Sa collègue de parti Véronique Pürro ajoute que l'IN 138 «a joué son rôle» en permettant d'intégrer au contre-projet – texte de compromis qu'elle soutient – des préoccupations de l'initiative. La maintenir serait rallumer la guerre scolaire, alors que le Cycle a besoin de sérénité, clament les deux socialistes. Si l'IN 138 est maintenue, le PS décidera le 17 juin en assemblée générale s'il abandonnera le contre-projet pour son adversaire, mais Véronique Pürro en doute.

 

 «Il n'y a rien à attendre du PS, incapable de se mobiliser», raille Olivier Baud. Il est rejoint par le permanent de Solidarité Pierre Vanek. «L'IN 138 n'est pas un simple épouvantail, elle est porteuse d'un vrai projet, commente-t-il. On ne récolte pas 12 000 signatures pour les jeter à la poubelle et si on a peur de l'échec, on ne mène pas de batailles.»

 

Lundi, Bilal Ramadan, membre du comité, insistait sur l'incapacité du contre-projet à lutter contre l'échec scolaire, point focal de l'IN 138. «La question n'est pas de savoir si on va prendre une baffe ou non, mais s'il est important d'apporter quelque chose aux niveaux pédagogique et philosophique.» Pour faire progresser une idée, ajoutait-il, une seule votation ne suffira pas.

16/11/2008

Unité politique, absence de polémique, silence médiatique

Décidés à calmer le jeu sur l’enseignement et à arrêter de transformer l’école en terrain de jeu électoral, tous les partis du Grand Conseil genevois ont élaboré un contre-projet à l’initiative de REEL pour élaborer le cycle d’orientation de demain.

Trouver un accord entre tous ces courants politiques était une performance.

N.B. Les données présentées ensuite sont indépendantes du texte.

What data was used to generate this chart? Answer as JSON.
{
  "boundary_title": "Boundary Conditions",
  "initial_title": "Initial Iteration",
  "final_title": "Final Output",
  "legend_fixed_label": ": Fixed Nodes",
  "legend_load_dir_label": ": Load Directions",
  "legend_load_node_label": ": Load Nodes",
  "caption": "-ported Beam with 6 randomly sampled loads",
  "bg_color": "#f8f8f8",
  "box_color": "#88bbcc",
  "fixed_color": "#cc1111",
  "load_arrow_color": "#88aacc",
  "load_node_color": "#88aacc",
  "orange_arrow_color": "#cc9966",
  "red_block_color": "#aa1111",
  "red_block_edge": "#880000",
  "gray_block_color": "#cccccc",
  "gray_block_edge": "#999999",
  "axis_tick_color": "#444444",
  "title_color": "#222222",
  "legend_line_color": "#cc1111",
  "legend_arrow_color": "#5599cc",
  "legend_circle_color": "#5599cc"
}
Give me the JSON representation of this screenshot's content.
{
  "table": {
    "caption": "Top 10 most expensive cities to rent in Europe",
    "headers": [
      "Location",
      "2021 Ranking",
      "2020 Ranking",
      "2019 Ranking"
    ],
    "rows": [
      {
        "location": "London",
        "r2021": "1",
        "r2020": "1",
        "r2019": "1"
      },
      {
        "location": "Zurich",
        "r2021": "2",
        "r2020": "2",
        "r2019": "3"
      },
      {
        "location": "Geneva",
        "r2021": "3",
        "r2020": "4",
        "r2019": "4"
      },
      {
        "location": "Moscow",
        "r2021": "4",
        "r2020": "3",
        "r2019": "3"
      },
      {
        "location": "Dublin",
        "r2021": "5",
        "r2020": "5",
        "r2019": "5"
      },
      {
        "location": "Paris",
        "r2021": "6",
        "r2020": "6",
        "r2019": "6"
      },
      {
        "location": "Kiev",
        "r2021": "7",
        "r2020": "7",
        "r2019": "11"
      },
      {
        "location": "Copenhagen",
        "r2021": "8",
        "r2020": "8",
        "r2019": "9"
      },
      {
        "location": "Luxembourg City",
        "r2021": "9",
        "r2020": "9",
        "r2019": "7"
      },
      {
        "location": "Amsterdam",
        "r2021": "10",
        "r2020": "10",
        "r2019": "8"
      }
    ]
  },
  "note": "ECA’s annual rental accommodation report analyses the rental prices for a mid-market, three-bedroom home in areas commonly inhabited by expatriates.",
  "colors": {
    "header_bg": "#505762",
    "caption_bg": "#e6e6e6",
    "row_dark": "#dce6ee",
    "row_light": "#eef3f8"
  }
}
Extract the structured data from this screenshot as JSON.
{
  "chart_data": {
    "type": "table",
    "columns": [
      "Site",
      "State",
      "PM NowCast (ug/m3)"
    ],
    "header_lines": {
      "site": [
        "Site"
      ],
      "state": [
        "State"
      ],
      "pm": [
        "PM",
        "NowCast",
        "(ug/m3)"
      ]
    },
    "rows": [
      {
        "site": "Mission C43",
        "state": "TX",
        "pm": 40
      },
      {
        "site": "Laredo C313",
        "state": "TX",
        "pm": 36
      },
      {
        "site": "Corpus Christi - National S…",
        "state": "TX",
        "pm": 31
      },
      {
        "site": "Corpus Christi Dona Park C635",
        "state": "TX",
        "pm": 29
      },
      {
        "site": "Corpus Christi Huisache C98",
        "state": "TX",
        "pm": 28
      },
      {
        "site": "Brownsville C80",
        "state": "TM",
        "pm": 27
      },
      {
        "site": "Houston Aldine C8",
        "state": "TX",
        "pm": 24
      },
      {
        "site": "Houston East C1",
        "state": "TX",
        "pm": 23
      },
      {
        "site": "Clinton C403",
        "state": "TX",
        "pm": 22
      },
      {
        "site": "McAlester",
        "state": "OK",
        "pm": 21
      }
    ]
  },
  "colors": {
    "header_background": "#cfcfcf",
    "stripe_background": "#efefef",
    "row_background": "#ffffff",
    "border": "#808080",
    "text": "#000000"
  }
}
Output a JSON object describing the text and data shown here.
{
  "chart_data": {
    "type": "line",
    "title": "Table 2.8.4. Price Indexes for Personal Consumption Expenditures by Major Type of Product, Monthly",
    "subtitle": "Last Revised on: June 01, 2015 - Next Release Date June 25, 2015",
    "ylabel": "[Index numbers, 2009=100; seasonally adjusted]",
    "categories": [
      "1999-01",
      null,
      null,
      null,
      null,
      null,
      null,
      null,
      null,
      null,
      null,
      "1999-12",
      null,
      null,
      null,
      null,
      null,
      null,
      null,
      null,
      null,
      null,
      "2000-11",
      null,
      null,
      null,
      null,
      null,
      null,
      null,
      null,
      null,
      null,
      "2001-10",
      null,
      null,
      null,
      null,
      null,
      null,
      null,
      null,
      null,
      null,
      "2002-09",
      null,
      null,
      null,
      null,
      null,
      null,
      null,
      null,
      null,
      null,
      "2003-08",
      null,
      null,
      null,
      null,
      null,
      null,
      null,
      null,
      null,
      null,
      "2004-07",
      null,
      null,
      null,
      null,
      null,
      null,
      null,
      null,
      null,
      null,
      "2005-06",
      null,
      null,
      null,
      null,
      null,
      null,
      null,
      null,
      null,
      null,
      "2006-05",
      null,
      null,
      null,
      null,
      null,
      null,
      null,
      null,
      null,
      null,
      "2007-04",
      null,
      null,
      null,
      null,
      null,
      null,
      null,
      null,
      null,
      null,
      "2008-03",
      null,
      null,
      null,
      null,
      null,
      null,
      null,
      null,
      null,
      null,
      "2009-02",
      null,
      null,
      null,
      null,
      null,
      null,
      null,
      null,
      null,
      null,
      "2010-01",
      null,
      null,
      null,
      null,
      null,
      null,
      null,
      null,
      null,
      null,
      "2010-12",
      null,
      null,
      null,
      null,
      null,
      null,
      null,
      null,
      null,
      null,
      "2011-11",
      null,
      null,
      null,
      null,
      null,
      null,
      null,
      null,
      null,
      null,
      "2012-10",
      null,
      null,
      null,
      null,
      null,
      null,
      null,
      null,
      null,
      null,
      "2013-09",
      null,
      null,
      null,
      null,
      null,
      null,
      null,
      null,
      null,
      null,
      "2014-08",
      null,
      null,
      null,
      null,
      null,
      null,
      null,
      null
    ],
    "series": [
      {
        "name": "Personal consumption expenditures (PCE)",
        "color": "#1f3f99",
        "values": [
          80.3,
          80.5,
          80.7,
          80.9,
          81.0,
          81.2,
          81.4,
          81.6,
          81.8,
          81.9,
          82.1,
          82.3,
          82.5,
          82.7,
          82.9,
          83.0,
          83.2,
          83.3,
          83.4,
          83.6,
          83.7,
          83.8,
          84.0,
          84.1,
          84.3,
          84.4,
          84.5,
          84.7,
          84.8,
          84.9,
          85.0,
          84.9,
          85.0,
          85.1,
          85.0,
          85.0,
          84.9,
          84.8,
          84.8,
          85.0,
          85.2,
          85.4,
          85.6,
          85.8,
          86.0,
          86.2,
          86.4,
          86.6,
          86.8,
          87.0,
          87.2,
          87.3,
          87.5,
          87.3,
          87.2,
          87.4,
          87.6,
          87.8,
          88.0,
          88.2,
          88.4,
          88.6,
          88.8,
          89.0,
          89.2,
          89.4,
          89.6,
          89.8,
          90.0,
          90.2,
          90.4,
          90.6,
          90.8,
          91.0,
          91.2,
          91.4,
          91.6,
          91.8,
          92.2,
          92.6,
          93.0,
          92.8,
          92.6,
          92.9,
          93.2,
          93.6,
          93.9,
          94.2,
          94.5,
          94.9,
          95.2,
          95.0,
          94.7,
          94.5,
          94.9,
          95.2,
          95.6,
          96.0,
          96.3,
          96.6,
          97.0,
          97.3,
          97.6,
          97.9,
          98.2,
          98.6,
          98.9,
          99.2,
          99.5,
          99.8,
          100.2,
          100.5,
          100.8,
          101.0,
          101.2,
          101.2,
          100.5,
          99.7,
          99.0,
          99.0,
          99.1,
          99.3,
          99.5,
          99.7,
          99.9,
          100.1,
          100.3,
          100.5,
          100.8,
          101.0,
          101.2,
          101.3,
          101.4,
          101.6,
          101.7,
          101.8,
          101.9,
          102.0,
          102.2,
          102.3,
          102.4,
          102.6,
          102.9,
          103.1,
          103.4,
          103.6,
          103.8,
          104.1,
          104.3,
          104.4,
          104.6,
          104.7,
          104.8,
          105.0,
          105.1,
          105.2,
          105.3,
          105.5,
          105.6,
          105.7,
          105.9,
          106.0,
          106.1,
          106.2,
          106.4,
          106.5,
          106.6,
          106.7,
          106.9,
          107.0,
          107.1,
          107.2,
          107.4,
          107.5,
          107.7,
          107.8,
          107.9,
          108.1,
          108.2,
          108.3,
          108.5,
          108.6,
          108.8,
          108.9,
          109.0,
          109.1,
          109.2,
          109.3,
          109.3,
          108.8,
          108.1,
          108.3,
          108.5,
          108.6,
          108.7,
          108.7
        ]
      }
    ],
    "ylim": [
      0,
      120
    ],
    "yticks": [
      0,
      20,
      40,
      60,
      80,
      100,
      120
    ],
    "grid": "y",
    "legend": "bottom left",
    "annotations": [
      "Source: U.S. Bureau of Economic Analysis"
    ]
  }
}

Valorisant enfin la formation professionnelle, aujourd’hui considérée à tort comme une sorte de filière de l’échec, établissant des passerelles pour faciliter le passage d’une filière à l’autre afin d’orienter au mieux les élèves, évitant de sélectionner les enfants trop tôt, donnant des soutiens supplémentaires aux élèves en difficulté, uniformisant enfin le fonctionnement du cycle sur l’ensemble du canton, ce projet n’est pas novateur, ni exemplaire, mais améliore fortement la situation actuelle.

Afin de faire barrage à l’initiative de REEL qui prône un cycle d’orientation hyper sélectif, basé sur une organisation aussi complexe qu’illisible, tous les partis du Grand Conseil ont organisé une conférence de presse commune, à l’exception du MCG qui a retourné sa veste votant pour au parlement, mais défendant le contre dans la campagne du vote populaire.

Les médias reprochent souvent aux partis de se faire la guéguerre au détriment des intérêts de la population. Pour une fois que les partis sont unis, la presse a déserté la conférence de presse interpartis. Seuls 2 journalistes (Tribune de Genève et Radio Cité) étaient présents et le retour médiatique est quasiment inexistant.

C’est vrai, la polémique, le populisme et le scoop n’étaient pas au rendez-vous. Mais, ce silence médiatique est une forme de mépris contre le travail politique constructif.

Bien qu’étant l’un des promoteurs de ce contre-projet, je n’étais pas à la conférence de presse en question retenu professionnellement, ce qui me laisse une totale liberté de regretter ce désintérêt grave des journalistes.